Las puertas metálicas se cerraron en aquél camión hermético, era de noche, todo quedó en penumbra y el carro comenzó a moverse lentamente. Los niños gritábamos y golpeábamos las paredes gruesas y metálicas, teníamos entre siete y once años… una gallada de ocho pelaos del barrio que en ese momento dejaba las calles en silencio porque sus gritos no podían ser escuchados.
El conductor: Alberto. Trabajaba en una carnicería y aquél día luego de desocupar su camión de cerdos, reses y sangre, decidió llenarlo con los niños que encontró, luego de haberlo lavado, por supuesto. Alberto era especialmente fuerte, sus bíceps eran duros como el metal de este carro, alto, blanco, no llegaba a los 40 años y hablaba un tanto enredado. Cuando no andaba en su camión, se le veía moverse en bicicleta por aquellas calles por las que ahora llevaba niños de manera clandestina, como una especie de flautista de Hamelin.
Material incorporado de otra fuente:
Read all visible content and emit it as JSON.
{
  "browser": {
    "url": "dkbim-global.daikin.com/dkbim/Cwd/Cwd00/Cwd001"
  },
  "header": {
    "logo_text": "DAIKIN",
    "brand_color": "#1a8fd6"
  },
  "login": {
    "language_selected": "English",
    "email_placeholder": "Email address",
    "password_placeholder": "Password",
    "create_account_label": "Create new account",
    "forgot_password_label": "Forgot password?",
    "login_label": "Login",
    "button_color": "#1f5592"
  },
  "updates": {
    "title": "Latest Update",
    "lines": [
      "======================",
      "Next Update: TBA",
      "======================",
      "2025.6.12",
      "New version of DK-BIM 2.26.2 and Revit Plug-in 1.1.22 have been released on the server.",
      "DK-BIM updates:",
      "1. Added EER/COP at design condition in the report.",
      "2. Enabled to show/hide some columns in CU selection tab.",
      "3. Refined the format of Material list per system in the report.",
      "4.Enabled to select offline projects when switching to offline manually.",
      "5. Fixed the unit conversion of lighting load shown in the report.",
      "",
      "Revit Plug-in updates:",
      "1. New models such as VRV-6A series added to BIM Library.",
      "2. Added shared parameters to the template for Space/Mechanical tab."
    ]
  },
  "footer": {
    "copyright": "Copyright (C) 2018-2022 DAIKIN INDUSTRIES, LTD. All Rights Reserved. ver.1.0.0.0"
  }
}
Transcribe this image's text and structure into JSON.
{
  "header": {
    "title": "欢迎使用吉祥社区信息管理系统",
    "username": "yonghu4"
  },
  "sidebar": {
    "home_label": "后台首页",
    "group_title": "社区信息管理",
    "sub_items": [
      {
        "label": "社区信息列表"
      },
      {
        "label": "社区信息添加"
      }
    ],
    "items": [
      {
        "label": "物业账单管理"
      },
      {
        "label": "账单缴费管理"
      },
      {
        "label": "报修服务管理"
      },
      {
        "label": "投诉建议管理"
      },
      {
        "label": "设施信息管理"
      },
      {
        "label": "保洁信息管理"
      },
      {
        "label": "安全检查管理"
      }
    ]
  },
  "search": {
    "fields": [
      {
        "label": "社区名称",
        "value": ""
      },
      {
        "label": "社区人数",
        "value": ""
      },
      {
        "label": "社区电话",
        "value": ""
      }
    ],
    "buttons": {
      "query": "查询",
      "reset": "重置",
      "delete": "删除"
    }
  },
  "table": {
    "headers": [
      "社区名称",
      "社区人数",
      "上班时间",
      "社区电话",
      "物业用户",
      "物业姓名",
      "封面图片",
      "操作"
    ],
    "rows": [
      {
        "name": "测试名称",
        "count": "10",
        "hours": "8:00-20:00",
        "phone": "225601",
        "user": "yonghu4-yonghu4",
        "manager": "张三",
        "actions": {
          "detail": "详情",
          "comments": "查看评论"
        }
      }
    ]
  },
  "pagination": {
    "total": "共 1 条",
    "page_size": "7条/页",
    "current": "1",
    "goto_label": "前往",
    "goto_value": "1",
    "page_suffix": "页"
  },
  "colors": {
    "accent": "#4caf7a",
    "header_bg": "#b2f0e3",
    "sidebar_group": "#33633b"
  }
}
No llegamos muy lejos, unas cuantas cuadras fueron suficientes. Sin embargo, Alberto anduvo despacio, como si fuera consciente de que a la carne que llevaba todavía le corría sangre caliente en las venas.
Luego de que gritamos y gritamos durante el recorrido, se abrieron las puertas. Habíamos llegado al final de nuestro destino aquella noche. Tristemente el parqueadero no quedaba lejos de donde nos montamos, y aquella aventura tan genial debía esperar hasta que Alberto quisiera darnos el paseo otra vez.
Regresamos todos caminando a casa, atesorando los pequeños momentos de euforia infantil en el camión oscuro. Alberto se reía al ver cómo disfrutábamos y seguramente satisfecho de habernos proveído semejante dicha.
Pocos años después escuché la noticia de que había sido atropellado mientras iba en su bicicleta, y murió. Espero que en el cielo contara más lo felices que nos hizo en esos pequeños viajes, que los cadáveres de animales que transportó.